Keeping Helsinki Fashion Week open to the public has allowed show-goers to network and connect, something Mora thinks is key in solving the environmental challenges that lie ahead.
“What I would want to see from everybody is more collaboration,” says Mora. “Our industry is currently most talk, so it would be great to see some results. The fashion industry is broken, we need to come back together and reunite as an industry. At the end of the day we’re all in the same boat.”
Sustainable designer Patrick McDowell, who showed at Helsinki Fashion Week in July, agrees that there is a future for fashion events, but they need to be pushed into a more modern and sustainable direction.
While some changes are being made – London Fashion Week has announced that this year’s schedule will include shows open to the public, and Copenhagen Fashion Week has appointed a sustainability advisory board in order to become the world’s most sustainable fashion week – the elephant in the room remains; volume.
“The fashion week system, in general, gives a sign to the world that we can carry on consuming when we can’t, we can’t carry on consuming things that we don't need,” says Arnold.

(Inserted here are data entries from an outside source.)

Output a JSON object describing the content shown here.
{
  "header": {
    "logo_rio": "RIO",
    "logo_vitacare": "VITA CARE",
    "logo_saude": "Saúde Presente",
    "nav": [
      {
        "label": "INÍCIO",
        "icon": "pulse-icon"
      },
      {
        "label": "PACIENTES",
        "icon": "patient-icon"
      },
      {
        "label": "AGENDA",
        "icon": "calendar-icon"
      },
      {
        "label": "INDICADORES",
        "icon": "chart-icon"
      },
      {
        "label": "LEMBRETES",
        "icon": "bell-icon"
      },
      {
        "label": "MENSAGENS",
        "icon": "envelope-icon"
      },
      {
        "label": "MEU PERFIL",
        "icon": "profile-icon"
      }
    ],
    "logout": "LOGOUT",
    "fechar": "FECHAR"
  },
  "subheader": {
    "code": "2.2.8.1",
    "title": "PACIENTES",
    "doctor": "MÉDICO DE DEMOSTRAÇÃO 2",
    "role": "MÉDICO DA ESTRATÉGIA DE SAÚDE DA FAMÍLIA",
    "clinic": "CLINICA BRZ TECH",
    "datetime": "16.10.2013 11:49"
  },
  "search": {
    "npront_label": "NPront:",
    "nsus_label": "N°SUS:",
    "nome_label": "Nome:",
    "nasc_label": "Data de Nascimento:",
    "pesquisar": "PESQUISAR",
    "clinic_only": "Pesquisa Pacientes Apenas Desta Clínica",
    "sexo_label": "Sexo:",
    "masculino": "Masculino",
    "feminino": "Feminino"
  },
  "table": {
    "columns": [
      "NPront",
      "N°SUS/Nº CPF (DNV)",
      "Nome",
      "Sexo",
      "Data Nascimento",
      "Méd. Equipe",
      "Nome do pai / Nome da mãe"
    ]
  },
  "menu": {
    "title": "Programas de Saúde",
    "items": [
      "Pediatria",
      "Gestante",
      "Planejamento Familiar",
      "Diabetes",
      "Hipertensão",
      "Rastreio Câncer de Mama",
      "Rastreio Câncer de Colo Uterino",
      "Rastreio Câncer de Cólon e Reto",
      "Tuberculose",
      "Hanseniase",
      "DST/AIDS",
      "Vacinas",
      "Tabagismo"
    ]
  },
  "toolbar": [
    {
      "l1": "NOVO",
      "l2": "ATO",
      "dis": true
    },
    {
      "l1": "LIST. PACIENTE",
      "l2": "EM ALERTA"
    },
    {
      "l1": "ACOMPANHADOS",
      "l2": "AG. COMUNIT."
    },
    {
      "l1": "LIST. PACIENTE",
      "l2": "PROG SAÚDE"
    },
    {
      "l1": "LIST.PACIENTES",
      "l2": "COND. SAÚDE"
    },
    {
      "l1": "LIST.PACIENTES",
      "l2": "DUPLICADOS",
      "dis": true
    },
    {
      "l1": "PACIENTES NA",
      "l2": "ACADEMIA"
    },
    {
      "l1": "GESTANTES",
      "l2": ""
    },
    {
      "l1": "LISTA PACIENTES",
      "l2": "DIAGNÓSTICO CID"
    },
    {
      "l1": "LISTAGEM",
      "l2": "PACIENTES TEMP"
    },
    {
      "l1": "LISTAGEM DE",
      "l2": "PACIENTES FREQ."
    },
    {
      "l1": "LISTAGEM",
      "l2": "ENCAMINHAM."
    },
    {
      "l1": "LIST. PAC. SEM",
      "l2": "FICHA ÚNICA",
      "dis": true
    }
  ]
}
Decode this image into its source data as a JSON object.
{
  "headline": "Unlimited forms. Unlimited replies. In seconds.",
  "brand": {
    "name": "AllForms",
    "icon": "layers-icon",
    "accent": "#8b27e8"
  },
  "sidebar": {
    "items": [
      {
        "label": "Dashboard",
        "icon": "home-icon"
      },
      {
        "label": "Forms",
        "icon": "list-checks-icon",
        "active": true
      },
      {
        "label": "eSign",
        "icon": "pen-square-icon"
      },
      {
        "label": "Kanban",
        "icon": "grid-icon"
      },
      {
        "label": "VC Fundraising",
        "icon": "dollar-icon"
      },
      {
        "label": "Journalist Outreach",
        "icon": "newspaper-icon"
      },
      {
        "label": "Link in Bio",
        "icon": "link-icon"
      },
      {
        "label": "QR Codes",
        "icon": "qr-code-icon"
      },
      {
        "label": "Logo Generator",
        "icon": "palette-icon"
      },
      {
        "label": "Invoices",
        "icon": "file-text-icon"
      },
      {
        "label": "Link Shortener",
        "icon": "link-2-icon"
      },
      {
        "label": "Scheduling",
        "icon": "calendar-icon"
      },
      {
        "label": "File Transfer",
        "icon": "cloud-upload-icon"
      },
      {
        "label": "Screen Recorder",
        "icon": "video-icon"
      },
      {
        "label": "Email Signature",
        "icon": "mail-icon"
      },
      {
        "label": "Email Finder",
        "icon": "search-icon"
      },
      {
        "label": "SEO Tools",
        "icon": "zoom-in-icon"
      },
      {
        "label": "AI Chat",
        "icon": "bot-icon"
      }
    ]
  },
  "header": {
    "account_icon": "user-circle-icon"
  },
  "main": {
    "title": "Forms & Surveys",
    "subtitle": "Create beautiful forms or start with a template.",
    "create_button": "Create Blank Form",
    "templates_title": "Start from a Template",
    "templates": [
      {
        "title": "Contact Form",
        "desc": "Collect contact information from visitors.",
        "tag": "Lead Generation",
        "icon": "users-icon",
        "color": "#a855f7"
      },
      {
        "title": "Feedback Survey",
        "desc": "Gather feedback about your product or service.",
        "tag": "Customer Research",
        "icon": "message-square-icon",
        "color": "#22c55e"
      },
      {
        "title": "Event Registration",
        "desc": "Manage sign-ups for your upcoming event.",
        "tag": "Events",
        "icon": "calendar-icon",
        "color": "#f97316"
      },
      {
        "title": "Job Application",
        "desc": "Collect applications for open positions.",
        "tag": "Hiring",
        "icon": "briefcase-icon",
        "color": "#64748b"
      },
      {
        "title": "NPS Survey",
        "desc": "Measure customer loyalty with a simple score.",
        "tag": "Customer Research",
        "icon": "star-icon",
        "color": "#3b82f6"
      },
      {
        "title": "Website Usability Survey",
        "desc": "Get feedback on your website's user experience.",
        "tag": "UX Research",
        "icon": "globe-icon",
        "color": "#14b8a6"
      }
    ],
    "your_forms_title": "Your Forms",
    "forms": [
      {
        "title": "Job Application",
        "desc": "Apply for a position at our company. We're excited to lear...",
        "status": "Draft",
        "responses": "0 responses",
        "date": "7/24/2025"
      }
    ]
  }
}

Fashion is a cultural commentary on the world, and yet, at a time of climate emergency, it perpetuates a system of newness. As long as production and consumption are maintained at the current speed, the environment can never win.
“We feel that London Fashion Week has a responsibility to let people know what the truth is and declare a climate emergency in a way that is loud and clear,” says Arnold.
The future for fashion weeks remains blurry and it’s clear the industry must come together to rebuild its business model.
“I always say that it’s easier to start something from scratch than reshape something big,” says Mora. “We want these big four to come onboard and do the same thing. Sustainability can never be a brand, you can never own sustainability. Doing things right doesn't make you a hero, it makes you a decent human being.”